En la organización, Robert acomodaba algunos suministros personales en la habitación de su hijo. Al abrir uno de los cajones, se encontró con una sorpresa: el pequeño canario oculto, apenas cubierto por un trozo de tela cortada y acompañado de un pedazo de pan endurecido.
Al principio, Robert se sintió desconcertado por la presencia del animal. No entendía cómo ni por qué Jack lo había traído. Pero si algo tenía claro, era que no podía simplemente abandonarlo. Sin decir una palabra, acomodó nuevamente el cajón, dejando una pequeña apertura para que el ave pudiera respirar, y regresó a lo que estaba haciendo con total indiferencia… o al menos eso aparentaba.
Una vez terminó, se dirigió por los pasillos en dirección a su oficina. En el trayecto, se encontró con Jack en las escaleras, sentado con la libreta sucia de tareas sobre las piernas y el mapa del edificio extendido a su lado.
—¿Qué estás haciendo? —le preguntó Robert con curiosidad al acercarse—. Creí que estarías en la biblioteca repasando tus estudios.
Jack alzó la mirada rápidamente, algo nervioso, y le mostró la libreta, donde algunas plantas estaban adheridas con cinta.
—Alice me pidió hacer un herbolario para estudiar —explicó en voz baja, mientras se ponía de pie y caminaba junto a su padre—. Y bueno, también quiero enseñárselo a Helene… ¿crees que le guste?
—Veo que estás mejorando el uso de la prótesis... ¡Oh, mira lo que tenemos aquí! ¿Hojas de Mentha? ¿Y esto es manzanilla? A Helene le va a encantar.
Jack sonrió, visiblemente avergonzado pero contento.

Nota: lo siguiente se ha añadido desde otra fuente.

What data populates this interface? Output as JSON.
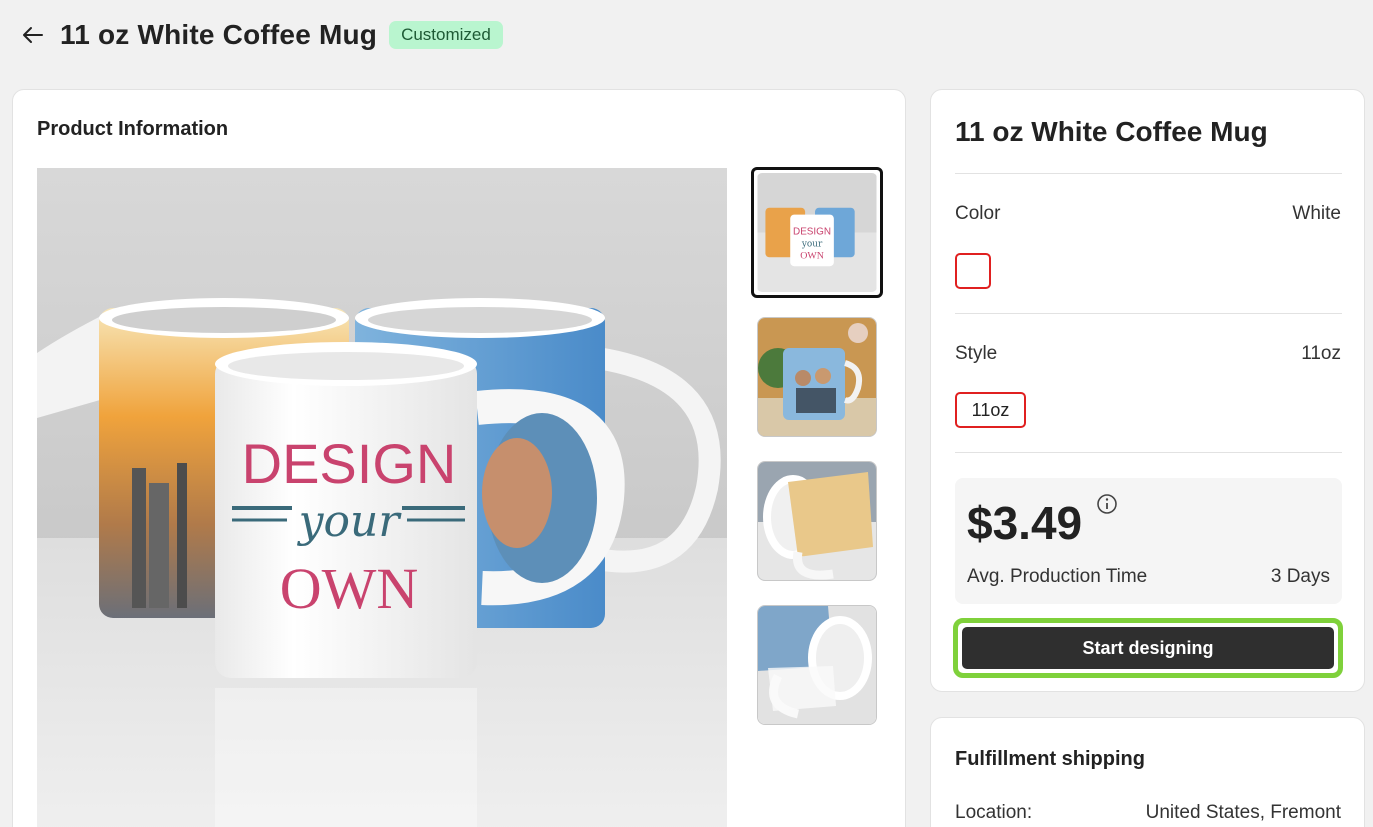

—¡Sí! Lo admito, las saqué de la cafetería... Me dio pena pedírselas a los botánicos, parecían muy ocupados.
—Pero no está nada mal... para estar hecho con cosas de la cafetería.
—¿En serio? —preguntó Jack, genuinamente sorprendido por el halago.
—Claro, Dzhek... —respondió Robert, aún hojeando el herbolario con un tono distraído, casi como si sus pensamientos estuvieran en otro lugar.
—¿Dzhek? —preguntó Jack, frunciendo el ceño con confusión.
—¡Oh! Lo siento —dijo Robert, cerrando la libreta con cuidado antes de devolvérsela. Sacó su pase de identificación para abrir la puerta de su oficina—. Por algún motivo... me vino a la mente el recuerdo de cuando tu madre y yo estábamos eligiendo un nombre para ti. Estábamos bebiendo uno de esos tés de Helene —soltó una leve risa nasal—. Yo quería llamarte Dzhek, pero tu madre insistía en "Jack", decía que sonaba mejor… menos complicado.